6. Conclure : mesurer la dette, aimer beaucoup

  • Luc 7 : une femme marquée par une vie difficile (sans doute prostituée), entre chez le pharisien Simon pendant que Jésus est à table, se jette à ses pieds, les lave de ses larmes et les essuie avec ses cheveux. Autour, on se moque.
  • Jésus dit en substance : « Celui à qui on pardonne beaucoup aime beaucoup. » Cette femme n'avait pas reçu un cours sur le pardon, elle avait mesuré sa dette. Elle avait mesuré ce dont elle avait été libérée. Et ça avait tout changé.

Points à retenir

  • Le pardon n'est pas un plan B : il a été prédit (Ésaïe 53), accompli à la croix, et il est aujourd'hui proclamé pour toi.
  • Pardonner, dans le vocabulaire biblique, c'est libérer d'une dette. Ce n'est pas Dieu qui ferme les yeux, c'est une dette réelle, réellement soldée.
  • Le péché n'est pas d'abord une liste d'actes ; c'est « rater sa cible », vivre pour soi-même sans son Créateur. Cette posture engendre une dette envers celui à qui tout appartient.
  • Le mal humain est aussi structurel.
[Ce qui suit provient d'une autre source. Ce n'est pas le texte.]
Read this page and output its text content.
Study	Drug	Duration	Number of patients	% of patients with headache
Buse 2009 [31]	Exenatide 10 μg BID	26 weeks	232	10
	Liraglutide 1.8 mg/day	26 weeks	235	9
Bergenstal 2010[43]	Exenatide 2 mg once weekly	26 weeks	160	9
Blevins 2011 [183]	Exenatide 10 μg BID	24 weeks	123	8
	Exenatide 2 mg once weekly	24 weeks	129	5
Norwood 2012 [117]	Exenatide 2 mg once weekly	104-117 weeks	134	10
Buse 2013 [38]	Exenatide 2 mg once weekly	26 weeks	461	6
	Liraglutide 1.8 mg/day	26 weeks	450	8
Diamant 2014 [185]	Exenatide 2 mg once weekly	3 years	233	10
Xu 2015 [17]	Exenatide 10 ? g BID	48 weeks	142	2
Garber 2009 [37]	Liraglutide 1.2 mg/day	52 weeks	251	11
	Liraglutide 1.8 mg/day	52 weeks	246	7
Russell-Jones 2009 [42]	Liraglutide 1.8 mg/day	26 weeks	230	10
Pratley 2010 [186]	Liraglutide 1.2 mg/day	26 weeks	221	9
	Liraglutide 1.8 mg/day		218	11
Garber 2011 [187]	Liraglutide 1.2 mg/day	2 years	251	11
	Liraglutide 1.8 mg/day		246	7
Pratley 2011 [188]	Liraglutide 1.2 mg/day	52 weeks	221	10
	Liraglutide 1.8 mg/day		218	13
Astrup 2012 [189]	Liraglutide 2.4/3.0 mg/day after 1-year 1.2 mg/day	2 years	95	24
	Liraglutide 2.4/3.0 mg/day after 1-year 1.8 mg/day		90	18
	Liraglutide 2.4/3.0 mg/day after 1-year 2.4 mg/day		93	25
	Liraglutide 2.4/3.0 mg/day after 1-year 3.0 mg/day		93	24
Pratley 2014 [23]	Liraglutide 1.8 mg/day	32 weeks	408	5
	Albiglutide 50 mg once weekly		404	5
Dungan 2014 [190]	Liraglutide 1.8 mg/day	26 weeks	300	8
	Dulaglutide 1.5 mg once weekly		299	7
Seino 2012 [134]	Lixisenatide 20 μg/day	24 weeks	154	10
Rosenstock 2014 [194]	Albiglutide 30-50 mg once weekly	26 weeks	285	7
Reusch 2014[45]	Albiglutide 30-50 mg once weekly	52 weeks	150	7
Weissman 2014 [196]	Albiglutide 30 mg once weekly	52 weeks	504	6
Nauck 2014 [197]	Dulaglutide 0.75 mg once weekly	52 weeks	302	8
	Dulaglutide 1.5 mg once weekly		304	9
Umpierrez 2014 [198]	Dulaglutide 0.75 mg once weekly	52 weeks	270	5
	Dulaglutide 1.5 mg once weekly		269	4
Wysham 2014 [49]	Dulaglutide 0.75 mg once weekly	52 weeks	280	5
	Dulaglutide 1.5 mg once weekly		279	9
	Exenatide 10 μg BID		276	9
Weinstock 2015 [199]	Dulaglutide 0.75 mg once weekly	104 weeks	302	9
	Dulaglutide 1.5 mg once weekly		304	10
Devant les grandes catastrophes du monde, la première réponse chrétienne est : « Pardonne-nous, Seigneur, nous sommes tous coupables. »
  • Vivre pardonné, c'est se rappeler chaque jour le verdict objectif de la croix, sans laisser la culpabilité, l'idée que « j'ai encore repéché » ou celle que « mon péché est trop grand » te ramener sous une condamnation que Jésus a levée.

Application personnelle

  1. Ai-je vraiment mesuré ma dette envers Dieu, pas seulement une liste d'actes, mais cette posture profonde de vivre pour moi-même comme si j'étais mon propre créateur ?
  2. Quel poids de culpabilité je porte encore aujourd'hui alors que j'ai déjà confessé sincèrement à Dieu ? Suis-je prêt à revenir au verdict de sa Parole plutôt qu'à mon ressenti ?
  3. Y a-t-il un péché que j'ai rangé dans une « boîte à part » parce que je le crois trop grand, trop honteux, trop répété pour être pardonné ? Est-ce que je peux le confesser aujourd'hui, sachant qu'aucune dette ne dépasse le paiement de la croix ?
  4. Est-ce que je vis le pardon comme un permis de pécher (« je peux, c'est gratuit ») ou comme une libération qui me fait aimer beaucoup, comme la femme de Luc 7 ?
  5. Devant les grandes injustices du monde (Congo, Haïti, ailleurs), ma première réaction est-elle de blâmer, ou de me mettre à genoux en demandant pardon pour la nature humaine dont je fais partie ?

Versets cités

À lire aussi

Questions fréquentes

Comment être sûr que Dieu m'a pardonné si je continue à me sentir coupable ?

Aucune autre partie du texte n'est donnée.